Derrick Rose may keep neck tape
The former MVP even joked that he may continue wearing the tape on the back of his neck all season if he has a big game because it helps him stay loose. Rose, who knocked in the go-ahead shot in the final seconds on Thursday night against the New York Knicks, wore the tape on both sides of his neck.
"As long as the league allows me to," he said with a smile after Saturday's shootaround, when asked how long he would keep wearing it. "If I have a breakthrough game I might wear it the whole year."
Rose, who had to sit out a game three years ago because of a neck issue, believes the tape is helping him.
"Keeping my neck stable," he said. "When you have a crick in your neck it's kind of hard to turn side to side so it's kind of keeping my neck in line and making sure my vertebraes are safe."
Bulls coach Tom Thibodeau has no problem with his star's new look.
"He thinks it helps him," Thibodeau said. "So we're good with it."
Both Thibodeau and Rose are hopeful that the star can break out of his recent shooting slump against the Sixers. After dominating throughout the preseason, Rose is 11-for-38 from the field over his last two games.
"He'll work his way through it," Thibodeau said. "He'll be fine. I thought he shot the ball really well in the preseason. He's got to mix of some layups and in between [shots] and the open 3. I thought he found some rhythm to start the third [against New York] with the 3 and that sort of got him going. But I like the way ... he did a lot of other things to help us in that game. He didn't hang his head, I thought his defense was terrific, and then he had the courage to take and make late."

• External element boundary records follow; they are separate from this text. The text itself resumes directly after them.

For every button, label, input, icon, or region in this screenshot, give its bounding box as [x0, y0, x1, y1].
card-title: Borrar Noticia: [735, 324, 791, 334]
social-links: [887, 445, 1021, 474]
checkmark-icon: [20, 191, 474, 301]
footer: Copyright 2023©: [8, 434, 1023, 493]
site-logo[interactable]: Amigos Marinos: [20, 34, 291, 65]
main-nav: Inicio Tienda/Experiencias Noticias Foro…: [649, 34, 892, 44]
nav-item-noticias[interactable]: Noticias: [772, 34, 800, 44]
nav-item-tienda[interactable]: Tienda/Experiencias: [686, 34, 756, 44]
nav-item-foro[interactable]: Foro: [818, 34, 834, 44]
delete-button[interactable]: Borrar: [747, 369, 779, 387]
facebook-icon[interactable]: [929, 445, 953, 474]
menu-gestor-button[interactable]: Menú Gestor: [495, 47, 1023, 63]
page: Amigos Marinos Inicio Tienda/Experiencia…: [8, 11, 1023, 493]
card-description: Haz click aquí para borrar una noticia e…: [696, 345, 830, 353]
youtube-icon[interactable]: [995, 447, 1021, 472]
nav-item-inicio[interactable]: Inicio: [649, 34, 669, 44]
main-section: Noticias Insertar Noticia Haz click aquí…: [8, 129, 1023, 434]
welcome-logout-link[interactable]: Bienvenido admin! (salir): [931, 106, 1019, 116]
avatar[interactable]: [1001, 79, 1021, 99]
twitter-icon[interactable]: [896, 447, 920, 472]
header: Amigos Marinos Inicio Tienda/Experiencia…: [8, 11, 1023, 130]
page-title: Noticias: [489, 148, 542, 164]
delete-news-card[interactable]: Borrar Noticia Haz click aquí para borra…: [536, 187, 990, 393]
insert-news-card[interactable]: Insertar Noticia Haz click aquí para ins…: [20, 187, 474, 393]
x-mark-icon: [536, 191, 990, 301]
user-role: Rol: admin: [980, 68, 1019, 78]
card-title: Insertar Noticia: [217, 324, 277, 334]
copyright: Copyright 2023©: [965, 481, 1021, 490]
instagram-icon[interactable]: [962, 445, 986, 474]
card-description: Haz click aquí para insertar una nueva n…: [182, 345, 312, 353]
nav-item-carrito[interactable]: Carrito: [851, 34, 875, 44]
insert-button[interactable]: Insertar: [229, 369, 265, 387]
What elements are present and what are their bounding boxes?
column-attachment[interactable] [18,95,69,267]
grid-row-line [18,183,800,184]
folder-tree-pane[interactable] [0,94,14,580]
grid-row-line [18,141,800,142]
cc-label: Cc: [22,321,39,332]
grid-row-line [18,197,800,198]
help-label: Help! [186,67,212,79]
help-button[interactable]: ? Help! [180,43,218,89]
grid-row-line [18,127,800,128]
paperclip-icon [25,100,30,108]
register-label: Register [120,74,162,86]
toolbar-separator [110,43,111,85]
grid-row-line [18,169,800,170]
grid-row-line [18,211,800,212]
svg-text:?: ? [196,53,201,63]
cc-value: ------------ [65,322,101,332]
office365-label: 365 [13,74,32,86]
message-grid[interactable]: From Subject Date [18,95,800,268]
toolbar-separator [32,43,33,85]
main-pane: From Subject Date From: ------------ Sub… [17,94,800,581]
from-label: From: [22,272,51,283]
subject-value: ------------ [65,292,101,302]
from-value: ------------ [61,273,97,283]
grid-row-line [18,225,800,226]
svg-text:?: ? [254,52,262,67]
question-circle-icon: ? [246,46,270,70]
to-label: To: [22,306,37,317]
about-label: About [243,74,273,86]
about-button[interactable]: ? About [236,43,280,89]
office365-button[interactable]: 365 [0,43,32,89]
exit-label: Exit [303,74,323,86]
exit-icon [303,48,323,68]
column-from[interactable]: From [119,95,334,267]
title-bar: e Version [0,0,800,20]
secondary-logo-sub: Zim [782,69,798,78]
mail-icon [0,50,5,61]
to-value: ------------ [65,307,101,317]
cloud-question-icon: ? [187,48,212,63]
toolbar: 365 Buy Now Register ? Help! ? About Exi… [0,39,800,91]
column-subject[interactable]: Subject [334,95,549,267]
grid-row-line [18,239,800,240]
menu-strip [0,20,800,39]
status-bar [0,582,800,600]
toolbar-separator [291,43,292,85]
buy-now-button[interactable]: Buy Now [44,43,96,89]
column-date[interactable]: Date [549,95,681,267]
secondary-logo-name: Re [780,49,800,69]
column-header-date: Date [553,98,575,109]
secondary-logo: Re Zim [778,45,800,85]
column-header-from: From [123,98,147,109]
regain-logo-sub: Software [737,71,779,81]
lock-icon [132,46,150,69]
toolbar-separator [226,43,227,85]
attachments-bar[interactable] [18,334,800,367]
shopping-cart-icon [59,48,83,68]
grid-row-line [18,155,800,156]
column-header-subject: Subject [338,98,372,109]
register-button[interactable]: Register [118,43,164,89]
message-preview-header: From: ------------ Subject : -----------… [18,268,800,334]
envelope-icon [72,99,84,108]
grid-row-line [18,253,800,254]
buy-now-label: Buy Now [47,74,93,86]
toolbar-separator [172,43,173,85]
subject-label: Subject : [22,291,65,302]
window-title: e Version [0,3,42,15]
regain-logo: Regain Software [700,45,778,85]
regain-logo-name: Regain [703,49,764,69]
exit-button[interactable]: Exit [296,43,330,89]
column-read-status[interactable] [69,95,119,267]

Rose, 25, said recently he has to get his body used to playing in games again after missing the last year and a half because of reconstructive knee surgery. He is confident he will regain his form soon.
"For me I think it's just really what I'm going through now," he said. "Taking all the bumps, missing shots -- of course that's going to be part of the game. But it's just going to take me playing, playing as hard as I can, working out every day like I'm supposed to. Just putting my all into my craft and my teammates allowing me to still play the way I'm playing even though I'm missing these shots. So what happens when I do start making them? If anything, I should be fine."
As for the neck tape, it appears as if it will become part of his game-day routine for the foreseeable future.
"I'm telling you, if I have a breakthrough game I'm real [superstitious]," he said. "If I break through it might be it."